The awareness of death engenders potentially debilitating terror that is “managed” by the development and maintenance of cultural worldviews: humanly constructed beliefs about reality shared by individuals that minimize existential dread by conferring meaning and value. All cultures provide a sense that life is meaningful by offering an account of the origin of the universe, prescriptions for appropriate behavior, and assurance of immortality for those who behave in accordance with cultural dictates. Literal immortality is afforded by souls, heavens, afterlives, and reincarnations associated with all major religions. Symbolic immortality is obtained by being part of a great nation, amassing great fortunes, noteworthy accomplishments, and having children.
Psychological equanimity also requires that individuals perceive themselves as persons of value in a world of meaning. This is accomplished through social roles with associated standards. Self-esteem is the sense of personal significance that results from meeting or exceeding such standards.
Three lines of research provide empirical support for TMT:
- The anxiety-buffering function of self-esteem is established by studies where momentarily elevated self-esteem results in lower self-reported anxiety and physiological arousal.
- Making death salient by asking people to think about themselves dying (or viewing graphic depictions of death, being interviewed in front of a funeral parlor, or subliminal exposure to the word “dead” or “death”) intensifies strivings to defend their cultural worldviews by increasing positive reactions to similar others, and negative reactions toward those who are different.

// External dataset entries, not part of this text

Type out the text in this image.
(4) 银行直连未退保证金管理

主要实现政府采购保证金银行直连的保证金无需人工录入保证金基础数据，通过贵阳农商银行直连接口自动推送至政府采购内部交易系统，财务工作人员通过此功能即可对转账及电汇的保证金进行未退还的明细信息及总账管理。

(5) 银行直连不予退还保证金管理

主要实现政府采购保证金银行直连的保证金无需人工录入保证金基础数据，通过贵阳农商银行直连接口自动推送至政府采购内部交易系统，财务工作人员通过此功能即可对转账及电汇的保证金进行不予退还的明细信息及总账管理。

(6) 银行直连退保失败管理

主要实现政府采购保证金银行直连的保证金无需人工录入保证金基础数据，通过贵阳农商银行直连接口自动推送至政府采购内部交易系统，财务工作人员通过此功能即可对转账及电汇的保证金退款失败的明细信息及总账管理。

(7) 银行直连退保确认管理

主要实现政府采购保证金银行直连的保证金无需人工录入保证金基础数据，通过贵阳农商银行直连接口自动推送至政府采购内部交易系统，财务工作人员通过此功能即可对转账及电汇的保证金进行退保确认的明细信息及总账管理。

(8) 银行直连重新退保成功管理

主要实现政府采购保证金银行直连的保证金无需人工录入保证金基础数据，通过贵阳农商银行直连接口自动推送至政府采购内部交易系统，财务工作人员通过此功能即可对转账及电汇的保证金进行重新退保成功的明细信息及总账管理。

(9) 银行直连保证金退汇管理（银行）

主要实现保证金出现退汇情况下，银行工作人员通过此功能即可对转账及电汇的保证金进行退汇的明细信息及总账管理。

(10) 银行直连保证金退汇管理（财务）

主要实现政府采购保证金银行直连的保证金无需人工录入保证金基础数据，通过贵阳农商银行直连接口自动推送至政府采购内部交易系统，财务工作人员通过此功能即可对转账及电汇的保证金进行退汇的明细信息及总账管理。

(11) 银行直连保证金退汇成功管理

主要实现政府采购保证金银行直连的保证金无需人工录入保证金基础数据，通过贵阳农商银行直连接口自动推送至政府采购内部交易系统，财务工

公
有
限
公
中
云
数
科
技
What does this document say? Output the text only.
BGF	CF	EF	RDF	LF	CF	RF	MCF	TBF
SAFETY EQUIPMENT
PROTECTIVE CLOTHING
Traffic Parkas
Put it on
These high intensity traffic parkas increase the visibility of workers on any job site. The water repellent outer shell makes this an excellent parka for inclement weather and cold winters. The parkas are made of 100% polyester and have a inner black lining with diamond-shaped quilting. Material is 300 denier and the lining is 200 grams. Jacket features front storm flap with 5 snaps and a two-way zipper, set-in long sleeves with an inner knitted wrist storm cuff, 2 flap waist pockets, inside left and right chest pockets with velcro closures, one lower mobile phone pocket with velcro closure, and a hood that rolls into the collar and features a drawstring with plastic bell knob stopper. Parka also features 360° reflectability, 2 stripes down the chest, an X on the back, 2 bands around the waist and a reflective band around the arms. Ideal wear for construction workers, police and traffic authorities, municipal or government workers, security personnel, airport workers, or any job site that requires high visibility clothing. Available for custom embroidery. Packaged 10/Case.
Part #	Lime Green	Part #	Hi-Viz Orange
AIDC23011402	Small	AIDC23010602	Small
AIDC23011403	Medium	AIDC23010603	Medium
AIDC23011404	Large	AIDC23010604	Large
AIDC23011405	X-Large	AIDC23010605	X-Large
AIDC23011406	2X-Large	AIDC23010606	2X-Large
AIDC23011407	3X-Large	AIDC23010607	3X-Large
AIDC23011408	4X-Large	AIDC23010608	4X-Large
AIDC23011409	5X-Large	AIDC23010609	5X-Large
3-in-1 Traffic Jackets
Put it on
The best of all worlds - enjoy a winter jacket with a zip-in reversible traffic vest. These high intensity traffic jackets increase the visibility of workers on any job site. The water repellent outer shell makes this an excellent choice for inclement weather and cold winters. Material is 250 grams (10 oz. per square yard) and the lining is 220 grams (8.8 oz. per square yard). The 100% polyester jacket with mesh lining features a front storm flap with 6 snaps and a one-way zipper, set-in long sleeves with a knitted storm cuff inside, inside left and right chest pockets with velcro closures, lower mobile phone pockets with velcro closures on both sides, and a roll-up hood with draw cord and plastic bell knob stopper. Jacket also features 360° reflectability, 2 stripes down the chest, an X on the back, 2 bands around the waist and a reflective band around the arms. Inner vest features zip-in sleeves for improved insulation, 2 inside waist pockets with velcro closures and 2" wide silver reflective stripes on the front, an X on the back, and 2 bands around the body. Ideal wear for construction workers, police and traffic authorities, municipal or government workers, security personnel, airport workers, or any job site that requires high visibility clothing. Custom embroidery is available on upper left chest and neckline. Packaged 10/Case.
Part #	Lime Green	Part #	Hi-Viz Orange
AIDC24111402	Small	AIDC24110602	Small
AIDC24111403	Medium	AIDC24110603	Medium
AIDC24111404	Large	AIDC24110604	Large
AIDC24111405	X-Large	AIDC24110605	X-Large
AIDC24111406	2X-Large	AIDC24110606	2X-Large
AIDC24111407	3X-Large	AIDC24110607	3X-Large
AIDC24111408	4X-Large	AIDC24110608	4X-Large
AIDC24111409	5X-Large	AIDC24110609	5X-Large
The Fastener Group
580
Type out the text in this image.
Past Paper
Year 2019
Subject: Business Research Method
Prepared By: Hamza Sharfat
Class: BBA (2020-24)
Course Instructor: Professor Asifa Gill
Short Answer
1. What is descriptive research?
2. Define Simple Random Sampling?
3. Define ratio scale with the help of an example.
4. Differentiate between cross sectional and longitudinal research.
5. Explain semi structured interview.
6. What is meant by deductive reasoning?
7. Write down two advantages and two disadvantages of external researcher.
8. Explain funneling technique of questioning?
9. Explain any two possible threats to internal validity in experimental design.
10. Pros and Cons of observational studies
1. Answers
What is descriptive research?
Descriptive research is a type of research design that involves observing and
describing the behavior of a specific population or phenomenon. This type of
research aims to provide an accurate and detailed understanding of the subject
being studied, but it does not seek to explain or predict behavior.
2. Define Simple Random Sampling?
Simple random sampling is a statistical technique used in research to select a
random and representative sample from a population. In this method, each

- Research verifies the existential function of cultural worldviews and self-esteem by demonstrating that non-conscious death thoughts come more readily to mind when cherished cultural beliefs or self-esteem is threatened.
TMT has generated empirical research (currently more than 500 studies) examining a host of other forms of human social behavior, including aggression, stereotyping, needs for structure and meaning, depression and psychopathology, political preferences, creativity, sexuality, romantic and interpersonal attachment, self-awareness, unconscious cognition, martyrdom, religion, group identification, disgust, human-nature relations, physical health, risk taking, and legal judgments.
In 2015, Greenberg, Pyszczynski and Solomon published The Worm at the Core, which reviews this vast body of research supporting Becker’s central claim that the fear of death is “the mainspring of human activity.”